Main differences between Data Lake and Data Warehouse
There are a number of specific features which distinguish a Data Lake from a traditional Data Warehouse system, starting with the type of data acquired and its structure. Let’s sum up the main differences and analyse the most important ones.
|DATA LAKE||DATA WAREHOUSE|
|Structure of the data||Raw (structured, semi-structured and non structured)||Structured, processed|
|Purpose of the data||To be defined, defined
NB: It is possible that there are data for which the purpose has not been defined yet (for future use)
|Operating method||On Read||On Write|
|Users||Data Scientists||Business Users|
|Accessibility||High level of accessibility and simple to update||Access and updates more complicated and expensive|
|Storage||Limited costs and distributed storage (potentially expandable on a cloud)||Costs and review of the ingestion processes are expensive|
Structure of the Data: Raw vs. Processed
As mentioned already, one of the main features of the Data Lake is the ability to obtain raw data (data from individual sources in their native format) without worrying about defining a structure during the acquisition stage: the Data Lakes mainly store raw, non-processed data.
To feed a Data Warehouse however, it is necessary to perform a preliminary analysis in order to optimize the acquisition of the data itself using the classic ETL (Extract, Transform & Load) processes, during which additional data quality processes can be applied in addition to the transformation logistics.

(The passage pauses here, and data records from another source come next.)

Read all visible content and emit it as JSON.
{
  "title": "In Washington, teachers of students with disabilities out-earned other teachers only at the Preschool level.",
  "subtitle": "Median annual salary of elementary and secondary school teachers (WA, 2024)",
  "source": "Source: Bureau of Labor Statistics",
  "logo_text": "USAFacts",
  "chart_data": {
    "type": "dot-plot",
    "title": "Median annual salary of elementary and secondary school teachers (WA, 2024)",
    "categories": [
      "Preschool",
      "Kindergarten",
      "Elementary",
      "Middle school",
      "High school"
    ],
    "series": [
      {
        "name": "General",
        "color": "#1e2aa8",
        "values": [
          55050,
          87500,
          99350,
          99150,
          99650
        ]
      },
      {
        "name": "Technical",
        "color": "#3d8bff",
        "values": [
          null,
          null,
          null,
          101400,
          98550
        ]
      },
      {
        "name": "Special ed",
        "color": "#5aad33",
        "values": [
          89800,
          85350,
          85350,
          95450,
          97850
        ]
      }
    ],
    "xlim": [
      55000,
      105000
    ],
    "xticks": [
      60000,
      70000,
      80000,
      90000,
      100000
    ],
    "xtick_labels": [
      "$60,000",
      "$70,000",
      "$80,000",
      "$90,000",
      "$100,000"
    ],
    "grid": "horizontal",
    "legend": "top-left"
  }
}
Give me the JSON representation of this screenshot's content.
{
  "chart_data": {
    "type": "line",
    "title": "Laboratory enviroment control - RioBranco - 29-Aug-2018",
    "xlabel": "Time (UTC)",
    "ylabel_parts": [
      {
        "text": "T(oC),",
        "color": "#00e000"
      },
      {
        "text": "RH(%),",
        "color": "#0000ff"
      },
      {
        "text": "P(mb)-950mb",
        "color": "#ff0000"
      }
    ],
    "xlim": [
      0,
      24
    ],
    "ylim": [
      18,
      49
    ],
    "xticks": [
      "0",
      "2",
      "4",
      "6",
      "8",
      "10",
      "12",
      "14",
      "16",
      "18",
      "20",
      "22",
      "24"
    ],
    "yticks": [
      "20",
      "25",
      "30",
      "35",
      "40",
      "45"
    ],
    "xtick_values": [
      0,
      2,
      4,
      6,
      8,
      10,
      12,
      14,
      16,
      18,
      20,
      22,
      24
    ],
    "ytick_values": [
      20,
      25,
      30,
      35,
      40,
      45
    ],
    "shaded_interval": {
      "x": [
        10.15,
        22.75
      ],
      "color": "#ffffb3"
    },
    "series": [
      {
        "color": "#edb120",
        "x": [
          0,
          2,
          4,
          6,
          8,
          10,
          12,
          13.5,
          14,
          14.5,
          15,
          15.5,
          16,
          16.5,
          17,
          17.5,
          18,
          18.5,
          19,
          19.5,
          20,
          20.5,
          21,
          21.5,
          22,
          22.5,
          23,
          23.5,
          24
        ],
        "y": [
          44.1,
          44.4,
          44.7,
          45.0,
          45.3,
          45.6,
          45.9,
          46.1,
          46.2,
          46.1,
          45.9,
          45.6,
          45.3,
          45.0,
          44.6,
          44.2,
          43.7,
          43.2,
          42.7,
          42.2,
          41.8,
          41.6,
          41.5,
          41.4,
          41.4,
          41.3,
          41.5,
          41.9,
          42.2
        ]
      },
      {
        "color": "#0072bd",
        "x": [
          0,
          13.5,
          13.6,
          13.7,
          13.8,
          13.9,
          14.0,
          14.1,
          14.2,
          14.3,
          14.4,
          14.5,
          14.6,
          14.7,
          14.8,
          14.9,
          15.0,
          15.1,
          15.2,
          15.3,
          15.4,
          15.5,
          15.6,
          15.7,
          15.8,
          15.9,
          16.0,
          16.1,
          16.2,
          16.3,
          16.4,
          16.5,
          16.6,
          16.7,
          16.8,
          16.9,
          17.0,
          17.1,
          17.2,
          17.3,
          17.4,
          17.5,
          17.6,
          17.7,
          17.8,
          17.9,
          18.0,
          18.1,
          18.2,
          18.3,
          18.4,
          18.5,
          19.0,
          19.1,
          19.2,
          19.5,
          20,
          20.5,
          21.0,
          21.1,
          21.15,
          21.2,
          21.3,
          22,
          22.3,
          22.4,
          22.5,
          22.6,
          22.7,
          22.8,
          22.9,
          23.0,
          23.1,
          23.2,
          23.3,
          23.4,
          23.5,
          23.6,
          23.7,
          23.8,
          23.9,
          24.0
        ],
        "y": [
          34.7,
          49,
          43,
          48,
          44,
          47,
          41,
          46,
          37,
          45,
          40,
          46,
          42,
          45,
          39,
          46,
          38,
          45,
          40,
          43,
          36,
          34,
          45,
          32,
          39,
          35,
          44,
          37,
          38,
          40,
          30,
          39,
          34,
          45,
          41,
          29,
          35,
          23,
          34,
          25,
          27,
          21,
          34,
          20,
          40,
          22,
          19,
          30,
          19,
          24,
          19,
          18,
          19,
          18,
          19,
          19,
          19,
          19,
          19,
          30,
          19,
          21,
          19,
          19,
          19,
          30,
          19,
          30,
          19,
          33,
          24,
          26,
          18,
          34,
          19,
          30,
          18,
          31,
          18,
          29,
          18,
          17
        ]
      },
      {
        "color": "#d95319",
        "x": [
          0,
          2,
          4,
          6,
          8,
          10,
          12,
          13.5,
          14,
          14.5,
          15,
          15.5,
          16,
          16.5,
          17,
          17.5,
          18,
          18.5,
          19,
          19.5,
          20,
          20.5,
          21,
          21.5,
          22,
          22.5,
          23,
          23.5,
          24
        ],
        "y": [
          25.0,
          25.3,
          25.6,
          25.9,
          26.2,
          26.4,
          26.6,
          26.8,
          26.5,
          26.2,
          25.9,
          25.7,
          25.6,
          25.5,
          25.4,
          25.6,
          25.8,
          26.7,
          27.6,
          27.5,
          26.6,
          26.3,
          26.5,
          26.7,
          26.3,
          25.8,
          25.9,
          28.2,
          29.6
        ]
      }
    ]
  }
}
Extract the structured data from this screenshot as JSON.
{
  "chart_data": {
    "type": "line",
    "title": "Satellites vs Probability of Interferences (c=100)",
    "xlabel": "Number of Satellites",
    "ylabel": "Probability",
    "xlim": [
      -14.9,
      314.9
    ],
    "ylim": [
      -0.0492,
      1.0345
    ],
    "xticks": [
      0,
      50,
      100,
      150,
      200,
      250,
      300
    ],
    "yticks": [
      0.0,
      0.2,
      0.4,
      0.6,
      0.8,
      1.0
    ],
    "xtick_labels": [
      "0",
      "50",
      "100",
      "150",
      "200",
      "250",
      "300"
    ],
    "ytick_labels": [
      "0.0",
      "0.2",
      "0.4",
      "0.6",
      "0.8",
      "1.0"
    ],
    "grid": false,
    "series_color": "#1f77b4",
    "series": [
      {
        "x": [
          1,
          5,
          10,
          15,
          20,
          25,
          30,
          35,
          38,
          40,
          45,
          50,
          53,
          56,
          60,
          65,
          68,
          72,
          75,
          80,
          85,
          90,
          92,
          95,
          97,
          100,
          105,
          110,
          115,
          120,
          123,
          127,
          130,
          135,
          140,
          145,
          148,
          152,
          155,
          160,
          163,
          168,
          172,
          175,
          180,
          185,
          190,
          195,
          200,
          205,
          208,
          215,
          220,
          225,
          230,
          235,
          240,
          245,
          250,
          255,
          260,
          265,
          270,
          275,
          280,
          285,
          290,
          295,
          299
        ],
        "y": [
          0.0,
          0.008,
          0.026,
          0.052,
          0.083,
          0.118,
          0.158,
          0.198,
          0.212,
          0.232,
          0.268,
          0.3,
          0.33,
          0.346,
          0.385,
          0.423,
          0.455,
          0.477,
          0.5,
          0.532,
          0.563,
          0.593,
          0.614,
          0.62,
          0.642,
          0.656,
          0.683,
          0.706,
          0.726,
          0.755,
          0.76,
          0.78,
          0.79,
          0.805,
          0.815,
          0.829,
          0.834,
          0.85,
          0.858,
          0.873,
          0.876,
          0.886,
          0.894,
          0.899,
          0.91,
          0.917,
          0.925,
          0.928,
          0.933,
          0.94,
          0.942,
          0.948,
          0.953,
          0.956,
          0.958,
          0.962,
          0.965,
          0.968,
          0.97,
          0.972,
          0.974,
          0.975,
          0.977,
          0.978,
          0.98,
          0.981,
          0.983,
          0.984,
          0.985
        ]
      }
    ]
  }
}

All these raw data however present a risk: the Data Lakes may become segmented silos which, in the absence of an adequate data quality, governance and retention policy, risk thwarting the analyses of users and associated processes. Such a possibility is more probable than it may appear and must be carefully considered, both in the set-up stage as well as in the maintenance stage.
Users: Data Scientist vs. Business User
Let’s make this point clear immediately: performing analyses on the Data Lake is not for everyone.
It’s a matter of fact that the main vendors of Business Intelligence & Analytics tools - such as Microsoft, Oracle and Tableau, to quote a few - are working at a fast pace to provide more and more connectors that make the data sources transparent (Data Lake, relational database, Data Warehouse and streaming flows).
Despite this, the fact remains that the Data Lake requires more skills and is therefore aimed at an advanced user.
On the contrary, dashboards and reports provided by Data Warehouses and Data Mart can be used by a wider audience, which has the analysis of information on specific business processes and metrics as its main objective.
Data Lake and Data Warehouse: constraints or opportunities?
In this brief article, we have listed the main features of Data Lakes and Data Warehouses. Having arrived at this point, it is worth asking ourselves: “What is the most suitable solution for my company? What should I choose?”
The answer is: "You do not need to choose!"
Contrary to what you may think, the two technologies are not in competition between themselves - they instead complement each other. In recent years, thanks largely to the consolidation of cloud services (AWS and Azure in particular), the paradigm linked to reporting systems has continued to evolve, introducing new concepts and architectures which are the basis of technologies linked to data lakes, big data and data warehouses. This merger gave birth to the “Modern Data Warehouse” and the “Real Time Data Warehouse”, which involve the Data Lakes and the Big Data modules in the first level of integration.